Saya mendengar dengan jantung berdegup kencang,tak dapat terbayangkan bagaimana suasana dalam rumah pasangan suami istri yang bertikai tersebut.Yang saya pikirkan hanyalah anak mereka yang masih kecil,sungguh kasihan dia,harus menyaksikan kekerasan dalam rumah tangga antara ayah dan ibunya tersebut.Jelang beberapa saat,masih saja terdengar keributan tersebut.Saya membuka pintu rumah dan melihat dari balik pintu kearah rumah yang dimaksud.Para tetangga berkumpul didepan rumah tersebut.Mungkin ada yang hanya sekedar ingin tahu,ada yang prihatin tapi tak dapat berbuat apa-apa.Beberapa saat kemudian,ada warga terdekat yang datang menegur sang suami,karena terus memukuli istrinya.

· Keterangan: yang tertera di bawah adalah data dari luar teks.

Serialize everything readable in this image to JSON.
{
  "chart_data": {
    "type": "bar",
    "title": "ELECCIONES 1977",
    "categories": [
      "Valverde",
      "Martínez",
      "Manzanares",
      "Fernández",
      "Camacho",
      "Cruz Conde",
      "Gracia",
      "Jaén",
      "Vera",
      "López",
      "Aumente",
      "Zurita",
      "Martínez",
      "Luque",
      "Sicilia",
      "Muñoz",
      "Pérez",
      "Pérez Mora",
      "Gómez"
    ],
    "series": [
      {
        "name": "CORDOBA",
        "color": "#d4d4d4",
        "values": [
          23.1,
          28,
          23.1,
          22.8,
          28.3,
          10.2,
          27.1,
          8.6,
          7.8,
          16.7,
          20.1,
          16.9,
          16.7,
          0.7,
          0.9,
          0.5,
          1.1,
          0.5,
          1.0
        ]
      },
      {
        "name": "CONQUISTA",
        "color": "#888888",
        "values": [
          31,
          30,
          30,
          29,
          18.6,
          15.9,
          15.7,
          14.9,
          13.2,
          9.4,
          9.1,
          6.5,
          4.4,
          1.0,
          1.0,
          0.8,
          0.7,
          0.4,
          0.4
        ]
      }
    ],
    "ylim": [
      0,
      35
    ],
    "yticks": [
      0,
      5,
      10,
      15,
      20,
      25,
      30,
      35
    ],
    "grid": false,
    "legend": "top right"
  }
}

Saya masuk kembali kedalam rumah,dan berdoa dalam hati,agar Tuhan dapat menghentikan kemarahan-kemarahan sang suami terhadap istrinya itu.
Saudara-saudaraku,bukankah kita pun seringkali dikuasai amarah yang sedemikian hebatnya?Marah kepada anggota keluarga,marah kepada rekan kerja,marah kepada pembantu,marah kepada tetangga,marah kepada keadaan,marah kepada diri sendiri,bahkan marah kepada Tuhan.
Amarah tersebut mungkin tidak kita realisasikan dengan teriakan dan pukulan terhadap orang yang menjadi sumber kemarahan kita,tetapi mungkin kita simpan didalam hati sehingga menjadi dendam dan pahit hati yang mengakar sampai bertahun-tahun lamanya,yang membawa kehancuran untuk diri kita sendiri? Bukankah lebih baik saat kemarahan itu datang,kita berusaha tenang,sebelum melakukan hal-hal yang tidak terkendali?Kemarahan adalah wajar,tetapi bagaimana caranya agar kemarahan tersebut tidak membawa kita dalam dosa? Dalam Efesus 4:26 tertulis : ” Apabila kamu menjadi marah, janganlah kamu berbuat dosa: janganlah matahari terbenam, sebelum padam amarahmu.” Dalam alkitab pun mencatat bagaimana Yesus marah terhadap orang-orang yang menjadikan bait Allah sebagai tempat berdagang (Matius 21:12-13),atau saat Ia memarahi Petrus (Markus 8:33),atau saat Ia memarahi murid-muridNya karena melarang orang-orang membawa anak-anak kecil kepada-Nya untuk diberkati (Markus 10:13-16).
Tetapi marah yang dimaksudkan disini adalah marah untuk membawa kepada kebaikan,untuk memperbaiki yang salah,dan membawa seseorang kembali kejalan yang benar dan seharusnya.Bukan marah dengan menyakiti orang lain,baik lewat kata-kata maupun perbuatan fisik,bahkan sampai membunuh dan menyebabkan kerugian terhadap diri sendiri.Ingatlah bahwa disaat kita marah,iblis memasok kekuatan yang besar agar kita menjadi tak terkendali,mengeluarkan kata-kata kotor,hinaan,bahkan sampai merusak barang-barang dan membunuh pihak lawan.Saat marah,berusahalah tenang dan sabar. Jangan biarkan iblis mengintimidasi kita.Tegurlah orang yang salah dengan tegas dan lemahlembut,janganlah marah berlarut-larut,belajarlah mengampuni,yakinlah bahwa masalah yang Tuhan ijinkan untuk kita lewati adalah untuk semakin mendewasakan iman kita,bukannya untuk membawa kita dalam masalah lainnya,maka kita dapat terhindar dari kemarahan yang besar dan tak terkendali.
Kolose 3:8, Tetapi sekarang, buanglah semuanya ini, yaitu marah, geram, kejahatan, fitnah dan kata-kata kotor yang keluar dari mulutmu.